Er hatte das Steuer angebunden. In gerader Richtung trieb der Nachen weiter, immer weiter.

Ein kühler Nachtwind kam.

Sie saßen auf derselben Bank, und er hatte sie mit seiner Jacke zugedeckt, um sie warm zu halten.

Vor ihnen, noch fern, zuckende und lodernde Flammen: das Reich der Fabriken fing an. Jetzt nur nicht mehr weiter! Sonst werden sie, wenn der Himmel weiß wird, keine ansteigenden Wiesen, keine leise bewegten Weiden mehr zur Seite haben, nur noch Mauern und qualmende Schornsteine.

Nein – nicht mehr weiter! Nicht in diese Häßlichkeit hinein!


Ein lang anhaltendes Schreien.

Sie standen beide im Nachen. Er hielt sie mit den Fäusten an den Armen gepackt, rang mit ihr, sie biß in seine Fäuste hinein, mit schnellen, scharfen Zähnen, schrie und schlug mit ihren Fäusten gegen sein Gesicht, warf sich auf die Kniee, wälzte sich am Boden umher, klammerte sich mit tausend Händen und Füßen an das Holz. Nicht in das Wasser hinein, das schwarze, gurgelnde, noch nicht! Noch eine Stunde sitzen, von seinem Arm gehalten, den Kopf in seiner Jacke vergraben!

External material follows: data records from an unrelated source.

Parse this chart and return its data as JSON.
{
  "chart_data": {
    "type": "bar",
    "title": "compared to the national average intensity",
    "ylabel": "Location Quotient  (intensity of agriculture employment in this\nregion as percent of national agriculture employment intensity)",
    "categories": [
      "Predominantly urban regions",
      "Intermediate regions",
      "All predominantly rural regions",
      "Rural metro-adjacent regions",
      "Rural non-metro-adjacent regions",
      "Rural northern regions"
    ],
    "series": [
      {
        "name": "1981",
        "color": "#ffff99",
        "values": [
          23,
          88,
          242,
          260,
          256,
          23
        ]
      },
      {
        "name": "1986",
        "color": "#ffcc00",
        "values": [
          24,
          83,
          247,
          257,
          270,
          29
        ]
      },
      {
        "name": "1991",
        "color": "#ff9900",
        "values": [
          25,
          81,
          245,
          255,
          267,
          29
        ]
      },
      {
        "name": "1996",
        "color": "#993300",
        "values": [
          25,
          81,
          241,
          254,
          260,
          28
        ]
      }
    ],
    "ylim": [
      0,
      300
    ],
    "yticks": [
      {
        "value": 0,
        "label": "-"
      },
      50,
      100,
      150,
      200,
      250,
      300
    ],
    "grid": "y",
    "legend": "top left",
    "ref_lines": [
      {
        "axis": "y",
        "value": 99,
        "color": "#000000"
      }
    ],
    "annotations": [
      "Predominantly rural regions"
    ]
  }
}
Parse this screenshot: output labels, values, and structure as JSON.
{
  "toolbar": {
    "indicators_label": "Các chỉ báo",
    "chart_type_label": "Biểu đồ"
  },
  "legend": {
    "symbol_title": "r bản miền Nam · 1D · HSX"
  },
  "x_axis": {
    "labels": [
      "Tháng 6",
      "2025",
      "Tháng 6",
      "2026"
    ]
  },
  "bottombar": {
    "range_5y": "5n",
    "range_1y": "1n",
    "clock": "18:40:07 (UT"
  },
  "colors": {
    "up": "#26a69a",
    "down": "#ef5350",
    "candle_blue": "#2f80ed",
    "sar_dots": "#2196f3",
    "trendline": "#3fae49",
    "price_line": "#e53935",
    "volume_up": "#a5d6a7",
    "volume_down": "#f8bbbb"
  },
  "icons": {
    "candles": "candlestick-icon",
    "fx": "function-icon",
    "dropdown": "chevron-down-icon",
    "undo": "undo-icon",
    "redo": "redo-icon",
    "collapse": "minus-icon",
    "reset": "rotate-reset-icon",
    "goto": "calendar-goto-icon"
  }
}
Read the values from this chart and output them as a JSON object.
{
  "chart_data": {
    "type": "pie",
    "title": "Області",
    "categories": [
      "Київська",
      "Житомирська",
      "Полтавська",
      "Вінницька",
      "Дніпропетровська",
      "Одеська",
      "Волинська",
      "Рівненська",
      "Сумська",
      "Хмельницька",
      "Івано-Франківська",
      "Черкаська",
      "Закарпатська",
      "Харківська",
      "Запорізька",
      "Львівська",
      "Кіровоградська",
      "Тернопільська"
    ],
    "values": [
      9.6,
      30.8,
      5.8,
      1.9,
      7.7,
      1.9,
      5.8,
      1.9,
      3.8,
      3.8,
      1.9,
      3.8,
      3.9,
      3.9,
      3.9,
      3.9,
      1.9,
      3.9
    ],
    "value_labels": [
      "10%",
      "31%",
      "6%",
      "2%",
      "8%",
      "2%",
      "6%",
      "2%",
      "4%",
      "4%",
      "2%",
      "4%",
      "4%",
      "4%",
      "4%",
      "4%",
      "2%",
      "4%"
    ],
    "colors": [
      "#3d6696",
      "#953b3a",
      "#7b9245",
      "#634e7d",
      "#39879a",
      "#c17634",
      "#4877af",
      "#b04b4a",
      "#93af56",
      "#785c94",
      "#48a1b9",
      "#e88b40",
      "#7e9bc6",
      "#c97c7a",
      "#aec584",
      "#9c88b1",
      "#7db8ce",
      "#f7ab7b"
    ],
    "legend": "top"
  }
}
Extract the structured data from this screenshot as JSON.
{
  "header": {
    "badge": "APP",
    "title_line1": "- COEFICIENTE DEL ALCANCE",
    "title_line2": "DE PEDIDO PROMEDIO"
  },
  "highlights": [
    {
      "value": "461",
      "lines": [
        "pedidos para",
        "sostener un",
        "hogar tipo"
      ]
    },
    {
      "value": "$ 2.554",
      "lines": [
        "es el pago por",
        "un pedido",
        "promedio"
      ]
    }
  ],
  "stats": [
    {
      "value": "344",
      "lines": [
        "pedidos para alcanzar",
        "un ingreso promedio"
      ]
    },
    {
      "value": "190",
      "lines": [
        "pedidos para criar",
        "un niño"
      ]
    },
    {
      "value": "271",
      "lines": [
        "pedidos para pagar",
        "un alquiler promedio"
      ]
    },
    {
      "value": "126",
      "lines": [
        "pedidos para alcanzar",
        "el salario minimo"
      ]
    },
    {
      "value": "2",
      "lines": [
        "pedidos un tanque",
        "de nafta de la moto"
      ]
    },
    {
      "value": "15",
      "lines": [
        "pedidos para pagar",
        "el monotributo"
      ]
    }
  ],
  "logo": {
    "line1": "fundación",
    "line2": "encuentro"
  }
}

Den gekrümmten Kiel oben, trieb der Nachen mit den wandernden Wellen. Das gelbe Holz war schon von der Sonne getrocknet.

Fischer am Ufer, mit breiten Hüten und Ringen in den Ohren, schoben ein Fahrzeug ins Wasser und fuhren dem umgestürzten Boot mit kurzen Ruderschlägen entgegen, die Köpfe vorgestreckt, mit lachenden, dann streitenden Worten.

Aber schon vorher trafen sie auf einen Mädchenhut, rund, aus rotem Stroh. Wie eine riesige Rose schwamm er dicht unter der Oberfläche daher.

Einer traf ihn mit dem Ruder und zog ihn so hinaus. Die andern griffen mit den Händen darnach, hielten ihn vor sich hin, lachten und fuhren wieder dem Nachen zu, der unterdes vorbeigetrieben war.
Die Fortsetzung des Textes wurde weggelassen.